Virginia Commonwealth University in Qatar Assistant Professors Liam Colquhoun and Matthew Holmes-Dallimore present their research on Kiosk Culture.
Funded by a VCUQatar Faculty Research Grant, ‘Retail Without Walls: Kiosk Culture’ will be hosted at Mathaf: Arab Museum of Modern Art from 1 to 11 April, 2012 with an opening reception on 1 April at 7:30 pm at Mathaf. The event is open to the public.
Retail is a massive sector within the commercial design industry; however despite the plethora of information concerning retail design in general, there is very little material about how designers typically approach small, ad-hoc retail opportunities like a kiosk. For Liam Colquhoun, assistant professor of Interior Design, VCUQatar and Matthew Holmes-Dallimore, assistant professor of Interior Design, VCUQatar, this was an invitation for further exploration.
“The Retail Without Walls: Kiosk Culture project came about as a direct result of our teaching a retail design studio together every year for the past eight years. We found that having students design a mobile kiosk was a good introductory project for the class, forcing them to consider some of the core considerations of retail design, such as identity and functionality, but at a fairly compact, manageable scale,” explained Liam Colquhoun.
In an effort to provide some supporting information for VCUQatar students, Colquhoun and Holmes-Dallimore began to collect their own data about how people design environments that support a simple transaction, which raised questions that had not previous been considered about exactly what makes a kiosk successful.
Subsequent research asked the question: ‘What are the core properties common to impromptu retail opportunities in different cultures and how might they be used to inform contemporary retail kiosk design?’

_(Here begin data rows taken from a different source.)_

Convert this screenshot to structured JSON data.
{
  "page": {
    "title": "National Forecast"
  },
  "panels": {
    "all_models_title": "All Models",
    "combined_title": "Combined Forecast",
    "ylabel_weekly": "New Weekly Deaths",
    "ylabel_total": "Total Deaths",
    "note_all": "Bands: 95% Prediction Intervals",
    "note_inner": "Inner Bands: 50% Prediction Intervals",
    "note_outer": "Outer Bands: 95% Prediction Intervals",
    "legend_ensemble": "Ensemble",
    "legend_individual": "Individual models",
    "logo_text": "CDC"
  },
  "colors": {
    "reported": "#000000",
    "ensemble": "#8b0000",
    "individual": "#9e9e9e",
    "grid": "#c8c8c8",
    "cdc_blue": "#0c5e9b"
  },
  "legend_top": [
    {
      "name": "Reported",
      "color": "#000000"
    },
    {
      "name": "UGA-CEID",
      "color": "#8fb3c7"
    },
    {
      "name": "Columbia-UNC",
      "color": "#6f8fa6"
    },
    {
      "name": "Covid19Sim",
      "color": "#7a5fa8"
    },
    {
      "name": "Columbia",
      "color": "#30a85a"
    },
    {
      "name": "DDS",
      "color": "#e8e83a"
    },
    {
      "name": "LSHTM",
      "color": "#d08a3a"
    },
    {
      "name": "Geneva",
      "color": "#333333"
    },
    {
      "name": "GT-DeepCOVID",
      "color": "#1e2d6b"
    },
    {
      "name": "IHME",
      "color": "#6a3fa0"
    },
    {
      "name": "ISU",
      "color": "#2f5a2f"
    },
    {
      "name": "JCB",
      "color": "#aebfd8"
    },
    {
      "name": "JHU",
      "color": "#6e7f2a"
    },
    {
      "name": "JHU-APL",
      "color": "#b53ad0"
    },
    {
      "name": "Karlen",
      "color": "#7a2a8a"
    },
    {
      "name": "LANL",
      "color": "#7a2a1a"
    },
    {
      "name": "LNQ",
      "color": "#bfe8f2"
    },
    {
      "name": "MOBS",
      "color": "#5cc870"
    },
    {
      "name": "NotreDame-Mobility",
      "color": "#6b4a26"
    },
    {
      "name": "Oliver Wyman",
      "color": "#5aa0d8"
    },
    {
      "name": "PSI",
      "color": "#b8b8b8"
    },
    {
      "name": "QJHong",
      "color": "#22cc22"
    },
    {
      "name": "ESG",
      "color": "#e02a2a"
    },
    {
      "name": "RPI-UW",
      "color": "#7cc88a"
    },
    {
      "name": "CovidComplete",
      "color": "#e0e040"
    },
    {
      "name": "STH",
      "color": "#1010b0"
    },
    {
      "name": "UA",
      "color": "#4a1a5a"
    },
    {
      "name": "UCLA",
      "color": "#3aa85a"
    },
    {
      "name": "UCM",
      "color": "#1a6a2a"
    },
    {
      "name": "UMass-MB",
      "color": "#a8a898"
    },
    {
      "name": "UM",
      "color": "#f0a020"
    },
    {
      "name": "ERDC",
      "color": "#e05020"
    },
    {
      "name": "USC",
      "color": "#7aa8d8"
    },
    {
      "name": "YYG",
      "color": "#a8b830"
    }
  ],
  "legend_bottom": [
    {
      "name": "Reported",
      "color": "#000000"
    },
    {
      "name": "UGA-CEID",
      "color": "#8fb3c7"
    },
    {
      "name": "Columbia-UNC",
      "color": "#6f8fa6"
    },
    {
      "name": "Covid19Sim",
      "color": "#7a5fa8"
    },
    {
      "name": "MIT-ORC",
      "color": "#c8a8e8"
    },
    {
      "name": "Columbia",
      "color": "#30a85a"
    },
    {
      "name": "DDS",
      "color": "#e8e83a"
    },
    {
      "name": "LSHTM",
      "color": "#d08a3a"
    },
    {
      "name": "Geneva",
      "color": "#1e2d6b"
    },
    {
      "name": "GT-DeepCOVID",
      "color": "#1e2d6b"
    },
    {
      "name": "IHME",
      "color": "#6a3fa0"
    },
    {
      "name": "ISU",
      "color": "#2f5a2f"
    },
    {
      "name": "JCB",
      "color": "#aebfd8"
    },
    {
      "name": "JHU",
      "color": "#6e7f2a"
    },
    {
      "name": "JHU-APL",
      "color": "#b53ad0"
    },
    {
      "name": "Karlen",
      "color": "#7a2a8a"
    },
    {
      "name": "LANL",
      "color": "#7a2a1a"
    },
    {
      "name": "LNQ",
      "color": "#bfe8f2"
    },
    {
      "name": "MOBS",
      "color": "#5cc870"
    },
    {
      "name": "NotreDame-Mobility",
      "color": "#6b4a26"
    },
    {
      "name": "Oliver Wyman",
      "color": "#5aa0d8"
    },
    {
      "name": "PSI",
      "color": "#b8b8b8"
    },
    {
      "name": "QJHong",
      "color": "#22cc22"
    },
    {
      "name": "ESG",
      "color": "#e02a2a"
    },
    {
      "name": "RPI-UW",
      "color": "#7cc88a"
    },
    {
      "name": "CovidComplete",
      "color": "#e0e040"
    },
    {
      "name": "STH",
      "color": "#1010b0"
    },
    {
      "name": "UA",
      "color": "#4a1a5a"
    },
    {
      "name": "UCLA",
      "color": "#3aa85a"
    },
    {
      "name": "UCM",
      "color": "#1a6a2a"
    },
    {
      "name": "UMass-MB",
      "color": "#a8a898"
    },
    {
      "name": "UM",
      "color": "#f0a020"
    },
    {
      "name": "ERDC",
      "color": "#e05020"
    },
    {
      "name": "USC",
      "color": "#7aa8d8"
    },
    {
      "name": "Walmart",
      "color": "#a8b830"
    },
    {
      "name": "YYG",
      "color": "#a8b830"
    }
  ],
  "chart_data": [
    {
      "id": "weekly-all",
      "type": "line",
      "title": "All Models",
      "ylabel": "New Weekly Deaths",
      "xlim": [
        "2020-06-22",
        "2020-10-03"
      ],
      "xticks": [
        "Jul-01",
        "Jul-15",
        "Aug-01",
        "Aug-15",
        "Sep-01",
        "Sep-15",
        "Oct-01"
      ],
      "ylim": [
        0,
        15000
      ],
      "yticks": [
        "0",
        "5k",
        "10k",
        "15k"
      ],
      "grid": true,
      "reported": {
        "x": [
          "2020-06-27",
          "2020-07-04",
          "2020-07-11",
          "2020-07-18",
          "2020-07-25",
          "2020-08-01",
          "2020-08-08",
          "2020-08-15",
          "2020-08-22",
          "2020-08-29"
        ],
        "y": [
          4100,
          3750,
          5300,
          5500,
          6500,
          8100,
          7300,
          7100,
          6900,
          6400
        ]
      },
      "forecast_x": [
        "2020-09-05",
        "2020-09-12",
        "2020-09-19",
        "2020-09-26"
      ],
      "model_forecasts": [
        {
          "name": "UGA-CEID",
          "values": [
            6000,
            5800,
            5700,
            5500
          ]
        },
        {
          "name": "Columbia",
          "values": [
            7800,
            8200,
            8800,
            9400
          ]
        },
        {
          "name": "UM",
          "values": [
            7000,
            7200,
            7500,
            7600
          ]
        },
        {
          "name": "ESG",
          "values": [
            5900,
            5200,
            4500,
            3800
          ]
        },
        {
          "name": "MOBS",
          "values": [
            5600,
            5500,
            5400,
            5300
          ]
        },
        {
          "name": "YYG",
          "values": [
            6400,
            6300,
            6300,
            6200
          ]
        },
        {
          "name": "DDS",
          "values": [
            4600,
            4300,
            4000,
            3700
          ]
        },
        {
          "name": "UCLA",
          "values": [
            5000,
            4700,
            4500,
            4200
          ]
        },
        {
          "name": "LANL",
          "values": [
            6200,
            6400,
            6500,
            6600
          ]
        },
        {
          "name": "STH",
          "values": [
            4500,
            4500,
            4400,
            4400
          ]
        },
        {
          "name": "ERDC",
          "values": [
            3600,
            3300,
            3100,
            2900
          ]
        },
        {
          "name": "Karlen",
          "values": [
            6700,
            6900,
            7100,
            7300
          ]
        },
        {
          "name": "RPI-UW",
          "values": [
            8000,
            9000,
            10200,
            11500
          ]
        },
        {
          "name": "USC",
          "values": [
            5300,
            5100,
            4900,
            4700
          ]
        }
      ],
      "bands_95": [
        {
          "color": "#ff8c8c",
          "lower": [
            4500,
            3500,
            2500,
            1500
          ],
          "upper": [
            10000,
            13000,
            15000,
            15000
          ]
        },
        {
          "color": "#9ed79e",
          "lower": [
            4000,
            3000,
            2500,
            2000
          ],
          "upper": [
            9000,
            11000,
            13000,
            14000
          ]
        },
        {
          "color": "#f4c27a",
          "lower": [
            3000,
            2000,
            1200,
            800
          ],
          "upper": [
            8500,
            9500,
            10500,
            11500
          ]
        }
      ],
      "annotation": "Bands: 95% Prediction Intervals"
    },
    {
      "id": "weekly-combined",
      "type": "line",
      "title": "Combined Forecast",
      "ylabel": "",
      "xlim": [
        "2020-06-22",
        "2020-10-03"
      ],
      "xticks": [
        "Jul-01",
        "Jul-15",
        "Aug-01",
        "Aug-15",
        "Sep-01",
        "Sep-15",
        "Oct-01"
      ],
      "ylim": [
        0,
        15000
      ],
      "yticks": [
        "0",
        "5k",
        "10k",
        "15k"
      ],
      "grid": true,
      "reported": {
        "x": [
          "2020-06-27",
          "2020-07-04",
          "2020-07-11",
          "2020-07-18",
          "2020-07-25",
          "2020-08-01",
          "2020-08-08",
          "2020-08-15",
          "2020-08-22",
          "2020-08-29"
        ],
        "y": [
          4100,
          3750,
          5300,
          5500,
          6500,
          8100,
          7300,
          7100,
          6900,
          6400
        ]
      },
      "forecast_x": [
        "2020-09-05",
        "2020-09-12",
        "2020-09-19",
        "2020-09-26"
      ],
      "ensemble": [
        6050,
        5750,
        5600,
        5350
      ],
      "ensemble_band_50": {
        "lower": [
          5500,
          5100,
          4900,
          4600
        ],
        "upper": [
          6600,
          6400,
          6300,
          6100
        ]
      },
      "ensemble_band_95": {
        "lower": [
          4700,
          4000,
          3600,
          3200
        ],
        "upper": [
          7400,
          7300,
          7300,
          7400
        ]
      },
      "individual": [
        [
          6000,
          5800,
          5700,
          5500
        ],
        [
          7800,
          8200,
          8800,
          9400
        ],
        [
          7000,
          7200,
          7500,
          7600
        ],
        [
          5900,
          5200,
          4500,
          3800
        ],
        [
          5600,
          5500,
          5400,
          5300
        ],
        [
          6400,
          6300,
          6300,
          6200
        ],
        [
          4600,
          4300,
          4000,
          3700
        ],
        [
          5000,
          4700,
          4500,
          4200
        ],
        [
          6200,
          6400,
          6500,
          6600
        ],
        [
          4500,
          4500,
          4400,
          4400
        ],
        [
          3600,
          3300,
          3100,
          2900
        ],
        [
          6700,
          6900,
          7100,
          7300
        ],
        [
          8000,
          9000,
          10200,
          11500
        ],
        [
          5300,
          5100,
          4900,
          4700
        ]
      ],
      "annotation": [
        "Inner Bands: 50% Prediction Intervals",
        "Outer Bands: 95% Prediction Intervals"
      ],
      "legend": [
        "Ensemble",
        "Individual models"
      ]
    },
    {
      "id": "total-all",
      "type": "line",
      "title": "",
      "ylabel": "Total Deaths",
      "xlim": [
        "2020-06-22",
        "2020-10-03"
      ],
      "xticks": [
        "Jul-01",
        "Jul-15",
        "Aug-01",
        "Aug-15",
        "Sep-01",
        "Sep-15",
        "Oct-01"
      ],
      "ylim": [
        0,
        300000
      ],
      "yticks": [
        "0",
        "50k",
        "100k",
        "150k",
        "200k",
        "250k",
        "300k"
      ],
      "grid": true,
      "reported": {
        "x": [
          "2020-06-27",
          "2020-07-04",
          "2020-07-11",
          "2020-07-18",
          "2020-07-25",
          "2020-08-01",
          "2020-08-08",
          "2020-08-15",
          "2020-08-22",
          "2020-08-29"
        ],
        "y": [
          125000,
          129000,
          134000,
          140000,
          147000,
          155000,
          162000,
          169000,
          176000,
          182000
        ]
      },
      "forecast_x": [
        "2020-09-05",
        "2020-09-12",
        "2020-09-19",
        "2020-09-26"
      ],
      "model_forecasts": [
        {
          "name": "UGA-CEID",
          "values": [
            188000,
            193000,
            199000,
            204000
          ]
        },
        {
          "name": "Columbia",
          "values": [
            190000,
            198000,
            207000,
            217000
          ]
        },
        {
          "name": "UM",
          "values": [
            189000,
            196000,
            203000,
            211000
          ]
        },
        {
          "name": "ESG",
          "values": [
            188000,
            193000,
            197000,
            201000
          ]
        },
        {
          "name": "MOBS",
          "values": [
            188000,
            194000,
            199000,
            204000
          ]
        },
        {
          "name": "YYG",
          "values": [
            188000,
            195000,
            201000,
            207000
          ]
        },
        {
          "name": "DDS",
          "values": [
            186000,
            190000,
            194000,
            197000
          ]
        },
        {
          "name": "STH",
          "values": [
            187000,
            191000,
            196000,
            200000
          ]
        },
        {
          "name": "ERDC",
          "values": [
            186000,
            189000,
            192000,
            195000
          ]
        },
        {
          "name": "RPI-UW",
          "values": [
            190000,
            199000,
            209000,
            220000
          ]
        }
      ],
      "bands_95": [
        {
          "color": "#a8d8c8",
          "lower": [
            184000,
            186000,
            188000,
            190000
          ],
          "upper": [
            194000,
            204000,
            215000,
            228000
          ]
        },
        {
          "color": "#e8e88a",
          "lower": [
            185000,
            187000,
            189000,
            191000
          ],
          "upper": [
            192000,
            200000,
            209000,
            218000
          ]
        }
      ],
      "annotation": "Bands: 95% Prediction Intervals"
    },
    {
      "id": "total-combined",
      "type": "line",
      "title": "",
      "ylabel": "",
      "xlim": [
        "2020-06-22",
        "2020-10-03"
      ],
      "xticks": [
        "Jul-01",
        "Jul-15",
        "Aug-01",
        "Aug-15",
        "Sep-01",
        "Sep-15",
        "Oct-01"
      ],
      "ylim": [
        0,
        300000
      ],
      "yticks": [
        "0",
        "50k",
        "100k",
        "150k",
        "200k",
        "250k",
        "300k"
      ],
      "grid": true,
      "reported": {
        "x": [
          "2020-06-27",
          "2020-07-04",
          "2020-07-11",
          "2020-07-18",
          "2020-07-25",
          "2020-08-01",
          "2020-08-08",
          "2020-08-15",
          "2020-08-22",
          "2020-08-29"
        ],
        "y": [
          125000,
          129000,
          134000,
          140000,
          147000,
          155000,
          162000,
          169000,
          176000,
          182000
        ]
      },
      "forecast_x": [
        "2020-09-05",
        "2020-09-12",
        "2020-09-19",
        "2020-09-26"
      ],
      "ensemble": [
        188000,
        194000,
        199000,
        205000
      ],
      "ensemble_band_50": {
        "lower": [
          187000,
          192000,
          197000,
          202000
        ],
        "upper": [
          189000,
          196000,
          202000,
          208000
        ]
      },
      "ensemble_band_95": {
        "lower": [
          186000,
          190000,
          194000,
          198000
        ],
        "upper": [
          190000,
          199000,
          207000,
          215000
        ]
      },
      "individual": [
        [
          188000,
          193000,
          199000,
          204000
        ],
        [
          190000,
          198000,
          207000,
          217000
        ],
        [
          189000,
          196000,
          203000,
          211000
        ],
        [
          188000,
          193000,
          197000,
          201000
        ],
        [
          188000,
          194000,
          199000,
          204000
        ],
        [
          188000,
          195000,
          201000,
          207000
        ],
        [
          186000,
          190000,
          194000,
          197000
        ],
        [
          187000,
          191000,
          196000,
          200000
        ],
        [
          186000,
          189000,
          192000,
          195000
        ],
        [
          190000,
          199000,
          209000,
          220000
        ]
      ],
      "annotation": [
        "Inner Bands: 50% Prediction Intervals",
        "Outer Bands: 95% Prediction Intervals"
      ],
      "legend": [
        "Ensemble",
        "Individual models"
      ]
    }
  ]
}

A series of grants paid for research trips to Dubai, Boston, Marrakech, Mumbai and Istanbul, allowed Colquhoun and Holmes-Dallimore to look closely at how these structures varied and shared some common characteristics. These observations, in turn, informed new kiosk design projects undertaken in the retail design studio that started the whole process. Their efforts to make steps in this direction are not intended to be a definitive checklist of ‘what makes a good stall or kiosk’, but rather an opening comment in what they hope will become a fertile discourse among retail designers and other interested parties.
“This presentation will be the culmination of eighteen months work to date, but we have plans to continue the research further, perhaps exploring the phenomenon of un-manned kiosks, and how identity plays a larger role in the design of western kiosks. The dissemination of this work so far will be presented at Mathaf: Arab Museum of Modern Art, where we will present our research in various media. We are pleased to present our research and findings in such a prestigious venue,” stated Holmes-Dallimore.
“Mathaf is excited to continue its support of community projects and arts education with this unique event. By providing a venue for VCUQatar to share and discuss design research, the museum acts as a platform for thoughtful engagement around design,” said Michelle Dezember, Mathaf head of Education.
‘Retail Without Walls: Kiosk Culture’ is hosted at Mathaf from 1 to 11 April 2012. Admittance is free with the entrance to Mathaf. Attendance at the opening reception on 1 April at 7:30 pm is free. Entrance is free at all times for students with valid ID and children under the age of sixteen.